Na wstępie
Tomasz Raudner - Redaktor naczelny Nowin Wodzisławskich
Szukanie pozytywów w nawet najgorszej sytuacji jest bliskie mojej filozofii życiowej. Z tragikomicznego serialu pt. Most w Mszanie wyłowiłem przytaczane przez mieszkańców dwa pozytywy. Pierwszy – im dłużej most będzie w budowie, tym dłużej autostrada będzie darmowa. Drugi – z powodu niedokończonego mostu fantastyczne samochody uczestniczące w rajdzie Gumball jechały objazdem i były na wyciągnięcie ręki. Dokładam jeszcze trzeci pozytyw – mostu nie skończy Alpine. Najpierw zrezygnowała, potem potwierdziła rezygnację. Trzymam za słowo. Dwa nieudane podejścia do budowy to i tak o jeden raz za dużo. Największym negatywem jest termin oddania gotowego mostu – za rok! Gdy do skończenia zostało tylko 5 procent zadania. Dla mnie 5 procent to malowanie pasów i zamiatanie piasku. Widocznie piasku jest dużo. Czekamy już trzy lata na autostradę, poczekamy i kolejny rok. Nie wyrobią się? Gumball znowu przejedzie przez gminy.
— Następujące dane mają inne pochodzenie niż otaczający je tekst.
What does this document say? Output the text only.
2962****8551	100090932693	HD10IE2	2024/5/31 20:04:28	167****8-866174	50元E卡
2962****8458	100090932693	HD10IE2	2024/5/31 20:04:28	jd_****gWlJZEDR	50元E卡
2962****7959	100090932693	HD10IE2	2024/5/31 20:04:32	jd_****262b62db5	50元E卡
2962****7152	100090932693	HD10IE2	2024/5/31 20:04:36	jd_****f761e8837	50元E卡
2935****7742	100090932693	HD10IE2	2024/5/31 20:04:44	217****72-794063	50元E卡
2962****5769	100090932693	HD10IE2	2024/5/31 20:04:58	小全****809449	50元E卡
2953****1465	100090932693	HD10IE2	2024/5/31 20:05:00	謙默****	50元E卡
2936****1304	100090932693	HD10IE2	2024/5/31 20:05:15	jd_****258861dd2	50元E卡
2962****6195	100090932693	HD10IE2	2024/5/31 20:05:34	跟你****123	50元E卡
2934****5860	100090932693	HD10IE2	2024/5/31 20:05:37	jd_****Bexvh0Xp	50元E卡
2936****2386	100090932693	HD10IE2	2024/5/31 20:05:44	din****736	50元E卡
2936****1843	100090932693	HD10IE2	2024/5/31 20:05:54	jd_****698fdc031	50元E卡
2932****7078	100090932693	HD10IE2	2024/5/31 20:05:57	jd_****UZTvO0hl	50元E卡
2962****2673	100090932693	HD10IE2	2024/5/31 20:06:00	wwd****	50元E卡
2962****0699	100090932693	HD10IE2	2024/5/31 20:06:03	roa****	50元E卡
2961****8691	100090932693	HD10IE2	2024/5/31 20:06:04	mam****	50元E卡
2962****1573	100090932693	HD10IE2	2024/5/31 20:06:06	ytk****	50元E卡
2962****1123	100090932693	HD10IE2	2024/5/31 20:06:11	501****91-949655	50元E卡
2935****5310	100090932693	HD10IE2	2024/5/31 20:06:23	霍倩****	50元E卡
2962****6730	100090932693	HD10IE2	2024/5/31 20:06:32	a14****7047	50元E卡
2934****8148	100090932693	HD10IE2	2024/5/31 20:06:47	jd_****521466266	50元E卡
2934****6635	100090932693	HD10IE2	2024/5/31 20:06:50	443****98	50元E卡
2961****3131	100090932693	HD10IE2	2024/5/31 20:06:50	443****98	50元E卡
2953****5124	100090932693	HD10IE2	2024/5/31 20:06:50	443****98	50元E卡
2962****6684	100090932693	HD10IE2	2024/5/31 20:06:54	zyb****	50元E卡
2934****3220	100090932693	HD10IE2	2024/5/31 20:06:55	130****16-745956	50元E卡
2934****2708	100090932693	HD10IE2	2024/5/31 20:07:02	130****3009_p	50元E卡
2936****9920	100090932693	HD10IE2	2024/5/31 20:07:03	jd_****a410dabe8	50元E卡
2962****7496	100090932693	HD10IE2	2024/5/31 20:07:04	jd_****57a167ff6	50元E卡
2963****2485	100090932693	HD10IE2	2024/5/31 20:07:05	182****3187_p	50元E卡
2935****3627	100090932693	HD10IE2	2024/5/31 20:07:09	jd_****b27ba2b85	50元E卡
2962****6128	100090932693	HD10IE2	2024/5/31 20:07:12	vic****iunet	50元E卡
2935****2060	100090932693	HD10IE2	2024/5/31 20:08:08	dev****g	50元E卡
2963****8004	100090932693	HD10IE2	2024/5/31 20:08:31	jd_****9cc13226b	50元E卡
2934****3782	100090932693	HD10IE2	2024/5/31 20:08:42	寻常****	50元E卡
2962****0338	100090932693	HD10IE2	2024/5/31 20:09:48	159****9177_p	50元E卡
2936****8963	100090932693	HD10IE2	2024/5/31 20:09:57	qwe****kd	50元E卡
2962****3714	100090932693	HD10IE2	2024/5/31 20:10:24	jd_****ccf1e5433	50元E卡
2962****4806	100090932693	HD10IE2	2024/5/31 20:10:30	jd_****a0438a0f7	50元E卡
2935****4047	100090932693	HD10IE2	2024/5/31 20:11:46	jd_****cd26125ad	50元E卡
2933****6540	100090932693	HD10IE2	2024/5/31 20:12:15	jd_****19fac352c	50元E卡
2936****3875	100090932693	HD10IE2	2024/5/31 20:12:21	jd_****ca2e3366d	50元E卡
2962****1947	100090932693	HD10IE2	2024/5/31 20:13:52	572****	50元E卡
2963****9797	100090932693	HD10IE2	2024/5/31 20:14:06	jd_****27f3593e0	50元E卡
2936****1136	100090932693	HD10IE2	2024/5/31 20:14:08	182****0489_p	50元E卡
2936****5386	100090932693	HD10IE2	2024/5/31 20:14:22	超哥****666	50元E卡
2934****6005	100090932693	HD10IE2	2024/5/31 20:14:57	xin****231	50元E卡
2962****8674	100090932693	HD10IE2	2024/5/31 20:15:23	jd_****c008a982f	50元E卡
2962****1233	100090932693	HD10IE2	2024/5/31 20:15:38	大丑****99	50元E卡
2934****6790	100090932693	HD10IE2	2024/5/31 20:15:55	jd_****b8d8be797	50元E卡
W Rydułtowach jak w Anglii
W Rydułtowach stanął dziwny znak. Wynika z niego, że w mieście obowiązuje ruch lewostronny. – Takie znaki ustawiła ekipa łatająca dziury w asfalcie przy ul. Bohaterów Warszawy. Zastanawiam się, skąd wzięli taki ciekawy znak zakazu wyprzedzania? Sami namalowali, czy też może przywieźli z Anglii, gdzie jest ruch lewostronny? – napisała w mailu nasza Czytelniczka.
Znane głosy na rydułtowskim audiobooku
– To gratka szczególnie dla młodego pokolenia rydułtowików – mówi burmistrz Kornelia Newy o pierwszym rydułtowskim audiobooku.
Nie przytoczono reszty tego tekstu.